IOWA CITY, Ia. — With the biggest game of the season looming, Iowa’s coach is in no rush to name his starting signal-caller.
Kirk Ferentz didn’t budge to play both Alex Padilla and Spencer Petras in the win at Nebraska, and knows they’re capable of leading the offense against Michigan in the Big Ten Championship Game.
The two completed a combined 13 of their 27 passes for 178 yards against the Huskers. However neither quarterback threw any interceptions. Not to mention they played on the road in a hostile environment, and that’s always a challenge in the Big Ten.
Both quarterbacks impressed Ferentz with their performance, which explains why he doesn’t want to let the cat out of the bag just yet.
“Overall, I’ve been pleased with both guys, I think both of them have really performed well during the course of the year,” Ferentz said. “I’ve seen improvement with both guys, and we’re going into this week feeling good about our situation there.”
He has watched Petras and Padilla make it through the ups and the downs. Most importantly, they’ve responded when their teammates needed them to, so Ferentz doesn’t expect them to back down to the opposition.
This matchup is going to require whoever is taking the majority, if not all of the snaps, to be more than just a game manager, and they can’t depend on the Hawkeyes’ defense to set them up in good field position. The Wolverines will be the best defense the Hawkeyes will see this season, especially their front seven.
Ferentz celebrated Thanksgiving at home with his family on Saturday, but during that he was able to do some scouting and watched Michigan’s victory over Ohio State. That’s when he noticed the Wolverines are a different type of animal on defense.
No. 97 quickly caught Ferentz’ attention. It was edge rusher Aidan Hutchinson, who leads the Big Ten with a jaw-dropping, 13 sacks this season, including three against the Buckeyes.
Ferentz is anticipating Iowa’s offense to have a tough time containing Hutchinson, who reminds him of former Wisconsin great J.J. Watt in his prime. Hutchinson will definitely require a double-team. In return that’s going to give other Michigan defenders, like linebacker David Ojabo more opportunities to make plays. Ojabo happens to be second in the Big Ten with 11 sacks of his own, which is also tied for ninth in the FBS.

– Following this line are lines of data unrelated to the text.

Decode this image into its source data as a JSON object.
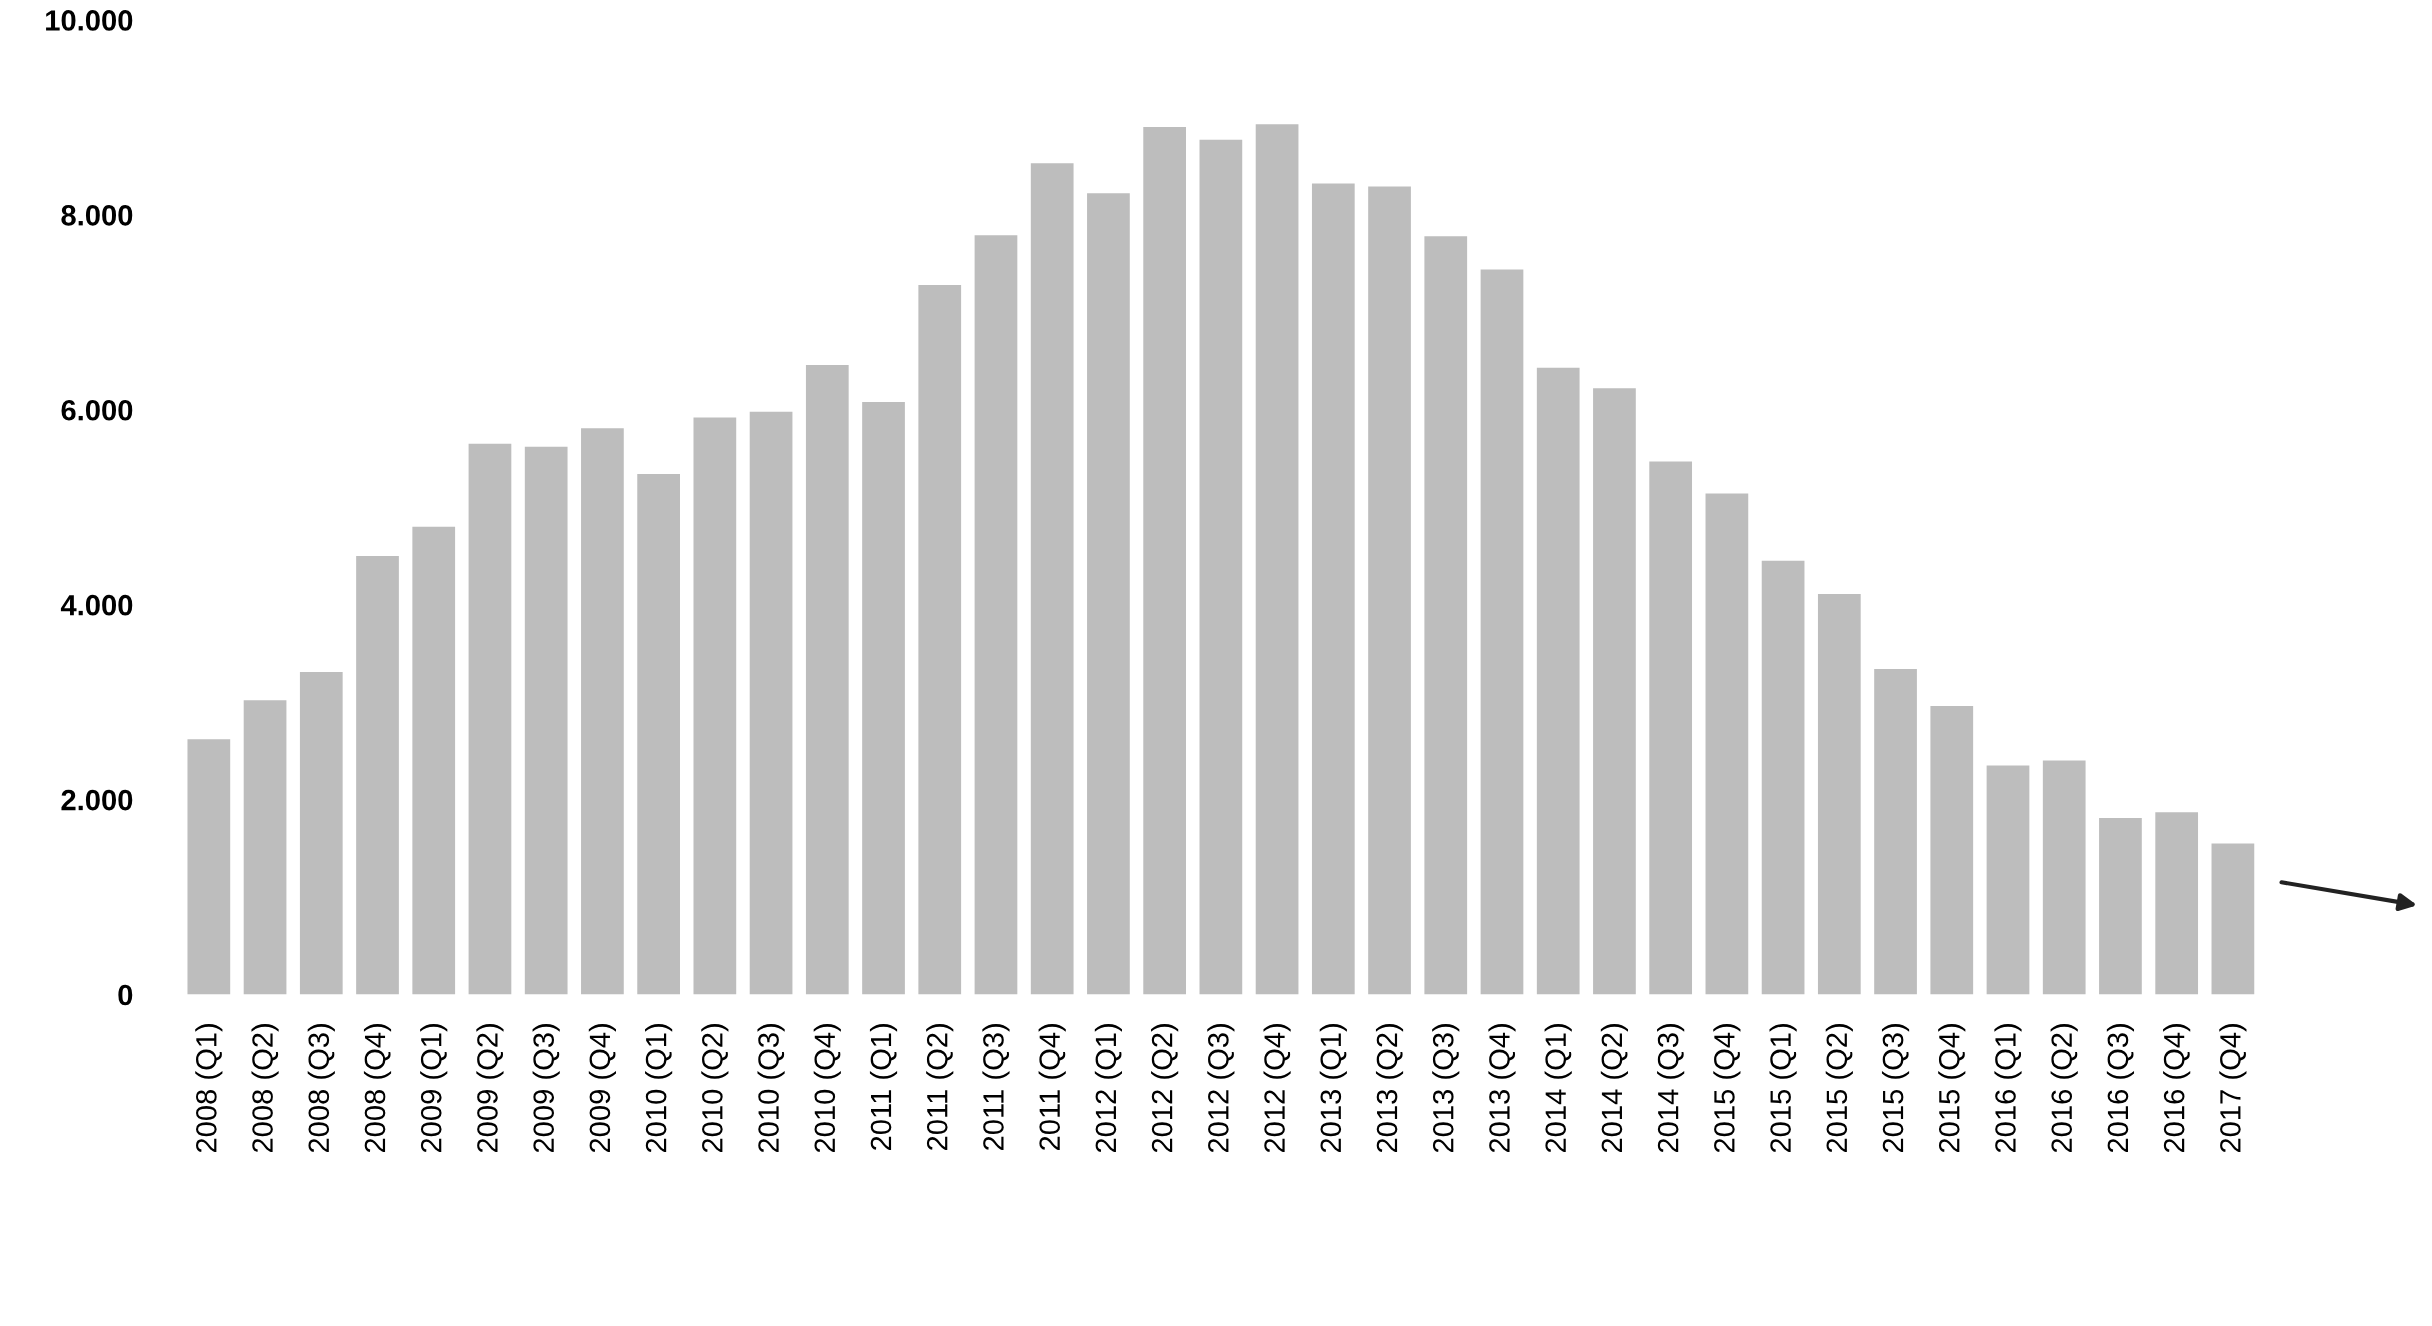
{
  "chart_data": {
    "type": "bar",
    "categories": [
      "2008 (Q1)",
      "2008 (Q2)",
      "2008 (Q3)",
      "2008 (Q4)",
      "2009 (Q1)",
      "2009 (Q2)",
      "2009 (Q3)",
      "2009 (Q4)",
      "2010 (Q1)",
      "2010 (Q2)",
      "2010 (Q3)",
      "2010 (Q4)",
      "2011 (Q1)",
      "2011 (Q2)",
      "2011 (Q3)",
      "2011 (Q4)",
      "2012 (Q1)",
      "2012 (Q2)",
      "2012 (Q3)",
      "2012 (Q4)",
      "2013 (Q1)",
      "2013 (Q2)",
      "2013 (Q3)",
      "2013 (Q4)",
      "2014 (Q1)",
      "2014 (Q2)",
      "2014 (Q3)",
      "2015 (Q4)",
      "2015 (Q1)",
      "2015 (Q2)",
      "2015 (Q3)",
      "2015 (Q4)",
      "2016 (Q1)",
      "2016 (Q2)",
      "2016 (Q3)",
      "2016 (Q4)",
      "2017 (Q4)"
    ],
    "values": [
      2620,
      3020,
      3310,
      4500,
      4800,
      5650,
      5620,
      5810,
      5340,
      5920,
      5980,
      6460,
      6080,
      7280,
      7790,
      8530,
      8220,
      8900,
      8770,
      8930,
      8320,
      8290,
      7780,
      7440,
      6430,
      6220,
      5470,
      5140,
      4450,
      4110,
      3340,
      2960,
      2350,
      2400,
      1810,
      1870,
      1550
    ],
    "color": "#bdbdbd",
    "ylim": [
      0,
      10000
    ],
    "yticks": [
      {
        "value": 0,
        "label": "0"
      },
      {
        "value": 2000,
        "label": "2.000"
      },
      {
        "value": 4000,
        "label": "4.000"
      },
      {
        "value": 6000,
        "label": "6.000"
      },
      {
        "value": 8000,
        "label": "8.000"
      },
      {
        "value": 10000,
        "label": "10.000"
      }
    ],
    "grid": false
  }
}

Petras and Padilla will need to keep their heads on a swivel. It helps that Iowa’s offensive line has played better down the stretch. Matching wits with the Wolverines’ front seven will be a tall order for the Hawkeyes’ big boys up front. Iowa’s quarterbacks will need to know where Hutchinson is located on every play.

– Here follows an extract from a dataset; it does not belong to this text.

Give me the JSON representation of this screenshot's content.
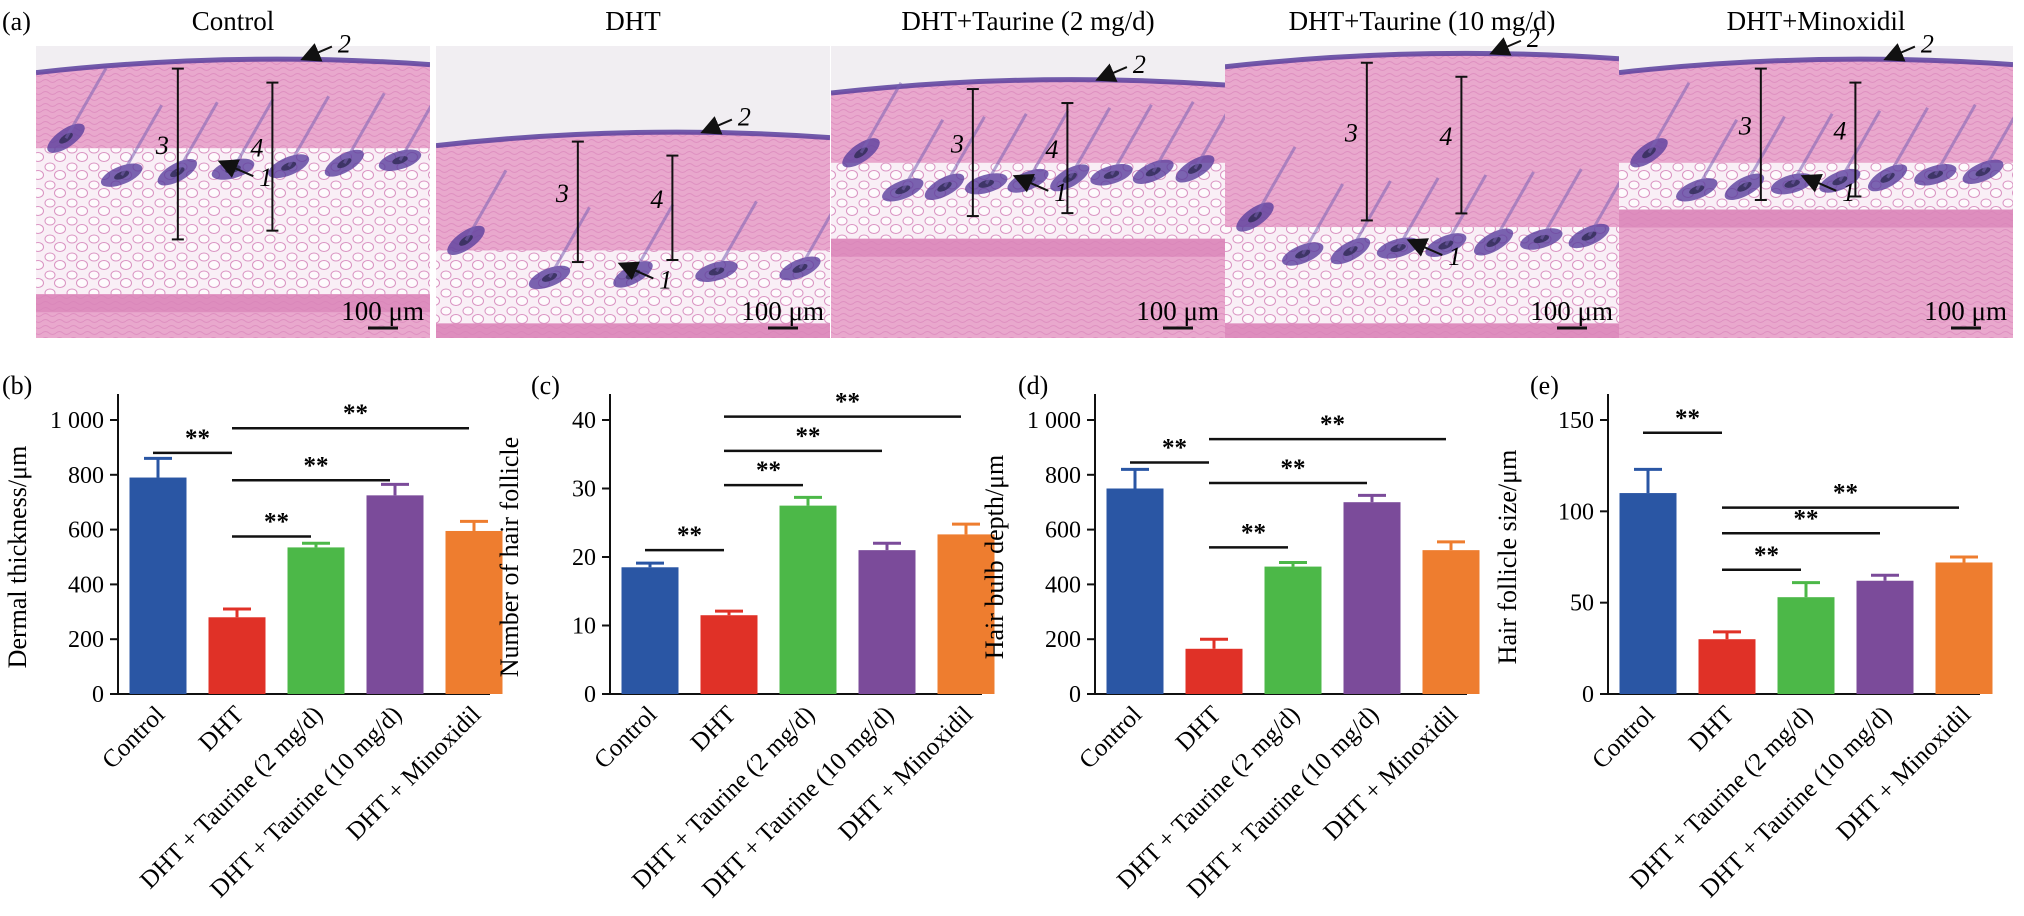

“It’s going to be a big challenge Saturday because Michigan’s got a really good front as all of you guys know,” he said. “It’s not just a one-man show, although that one man is an unbelievable football player, but a good group of guys on defense.”
Regardless, Ferentz feels the Hawkeyes are a special team, and his staff is approaching the matchup like a normal game week. One thing Ferentz emphasized about this year’s version of Iowa (10-2) that’s different from the 2015 squad that played in the Big Ten Championship, is the number of upperclassmen.

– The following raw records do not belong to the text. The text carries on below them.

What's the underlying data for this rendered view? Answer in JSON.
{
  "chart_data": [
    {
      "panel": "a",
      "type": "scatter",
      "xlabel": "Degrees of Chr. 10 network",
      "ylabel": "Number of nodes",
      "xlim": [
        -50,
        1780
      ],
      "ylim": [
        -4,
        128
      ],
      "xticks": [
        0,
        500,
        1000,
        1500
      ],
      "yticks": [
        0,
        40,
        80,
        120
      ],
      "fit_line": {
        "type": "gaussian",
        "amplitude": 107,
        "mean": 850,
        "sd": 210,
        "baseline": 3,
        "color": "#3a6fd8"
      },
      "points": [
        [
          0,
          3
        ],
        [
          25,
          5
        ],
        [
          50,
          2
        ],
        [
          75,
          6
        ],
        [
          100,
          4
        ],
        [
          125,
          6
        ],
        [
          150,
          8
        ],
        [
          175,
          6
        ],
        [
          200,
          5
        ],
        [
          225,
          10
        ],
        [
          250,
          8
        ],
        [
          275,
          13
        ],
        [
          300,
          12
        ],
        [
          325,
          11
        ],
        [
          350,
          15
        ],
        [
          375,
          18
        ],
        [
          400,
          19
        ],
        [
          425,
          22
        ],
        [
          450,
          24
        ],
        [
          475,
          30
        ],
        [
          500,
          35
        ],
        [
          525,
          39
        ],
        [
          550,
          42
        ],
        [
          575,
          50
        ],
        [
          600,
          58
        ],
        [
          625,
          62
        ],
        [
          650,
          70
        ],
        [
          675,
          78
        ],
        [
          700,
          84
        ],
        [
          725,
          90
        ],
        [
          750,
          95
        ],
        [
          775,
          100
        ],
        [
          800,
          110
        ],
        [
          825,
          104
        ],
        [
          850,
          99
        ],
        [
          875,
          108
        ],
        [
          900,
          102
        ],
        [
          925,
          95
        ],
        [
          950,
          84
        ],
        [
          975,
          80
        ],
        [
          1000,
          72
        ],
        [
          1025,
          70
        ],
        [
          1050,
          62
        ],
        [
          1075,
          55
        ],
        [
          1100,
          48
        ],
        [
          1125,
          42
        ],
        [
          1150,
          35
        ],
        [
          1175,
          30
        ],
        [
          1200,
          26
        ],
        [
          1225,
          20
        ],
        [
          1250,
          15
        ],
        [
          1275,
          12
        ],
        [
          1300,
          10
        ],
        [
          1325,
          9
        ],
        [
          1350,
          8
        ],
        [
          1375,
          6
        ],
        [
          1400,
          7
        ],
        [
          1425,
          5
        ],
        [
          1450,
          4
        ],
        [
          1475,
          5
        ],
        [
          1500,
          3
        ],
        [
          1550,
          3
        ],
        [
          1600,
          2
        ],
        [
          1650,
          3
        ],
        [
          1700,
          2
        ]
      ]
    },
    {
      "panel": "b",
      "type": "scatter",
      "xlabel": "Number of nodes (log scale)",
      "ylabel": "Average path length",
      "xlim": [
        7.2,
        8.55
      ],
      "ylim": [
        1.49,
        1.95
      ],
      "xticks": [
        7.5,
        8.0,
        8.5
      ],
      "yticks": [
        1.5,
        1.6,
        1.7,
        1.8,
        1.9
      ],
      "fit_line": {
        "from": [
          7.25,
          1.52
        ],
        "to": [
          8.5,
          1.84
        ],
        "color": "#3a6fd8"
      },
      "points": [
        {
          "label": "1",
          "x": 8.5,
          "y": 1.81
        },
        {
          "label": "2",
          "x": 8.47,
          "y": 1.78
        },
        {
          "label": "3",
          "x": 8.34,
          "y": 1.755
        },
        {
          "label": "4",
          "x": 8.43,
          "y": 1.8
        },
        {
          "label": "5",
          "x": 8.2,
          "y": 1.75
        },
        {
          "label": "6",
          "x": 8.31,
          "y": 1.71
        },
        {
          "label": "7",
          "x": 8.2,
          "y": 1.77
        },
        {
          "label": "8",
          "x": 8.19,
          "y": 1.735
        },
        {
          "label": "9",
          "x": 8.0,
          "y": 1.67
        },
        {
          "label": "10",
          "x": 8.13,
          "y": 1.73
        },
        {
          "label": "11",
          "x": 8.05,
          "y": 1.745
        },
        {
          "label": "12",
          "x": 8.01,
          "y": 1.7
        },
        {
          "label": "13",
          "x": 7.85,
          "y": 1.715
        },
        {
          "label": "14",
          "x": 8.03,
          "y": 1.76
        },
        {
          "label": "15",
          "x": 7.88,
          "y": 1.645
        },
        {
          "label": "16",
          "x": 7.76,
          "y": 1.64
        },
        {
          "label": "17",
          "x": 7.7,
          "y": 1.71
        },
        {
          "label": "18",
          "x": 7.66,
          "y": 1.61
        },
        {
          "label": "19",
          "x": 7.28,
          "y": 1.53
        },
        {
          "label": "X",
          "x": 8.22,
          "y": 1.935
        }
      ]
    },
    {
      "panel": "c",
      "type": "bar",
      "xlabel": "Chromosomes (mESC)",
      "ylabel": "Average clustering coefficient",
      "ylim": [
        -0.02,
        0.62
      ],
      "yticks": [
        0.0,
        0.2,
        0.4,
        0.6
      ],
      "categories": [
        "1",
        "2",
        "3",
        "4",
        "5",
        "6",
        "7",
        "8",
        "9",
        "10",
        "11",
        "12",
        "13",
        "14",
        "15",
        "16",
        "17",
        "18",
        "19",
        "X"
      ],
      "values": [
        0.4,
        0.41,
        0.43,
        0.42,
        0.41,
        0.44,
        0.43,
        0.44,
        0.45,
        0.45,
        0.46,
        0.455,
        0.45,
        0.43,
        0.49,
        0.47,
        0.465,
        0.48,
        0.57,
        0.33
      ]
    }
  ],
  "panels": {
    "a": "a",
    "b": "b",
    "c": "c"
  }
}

There’s a plethora of veteran players on the roster this time around and they’ve all been part of a great run, with two 10-win campaigns over the past three seasons. In Ferentz’ eyes, that’s going to work in favor of his quarterbacks, and trickle down to the rest of the offense.
“One thing I think is good about experience, is maybe you can get a little of an advantage point,” the 66-year old said. “One thing about this team, it’s clearly a group of players and coaches that really like each other, they trust each other and they’ve worked through adversity.”
Petras basically has two years worth of starting experience. Meanwhile Padilla has three started three games in 2021.
The Hawkeyes have persevered through injuries and illnesses this fall, and despite backpedaling into the Big Ten Championship Game, Ferentz believes his team earned their right to be in this position.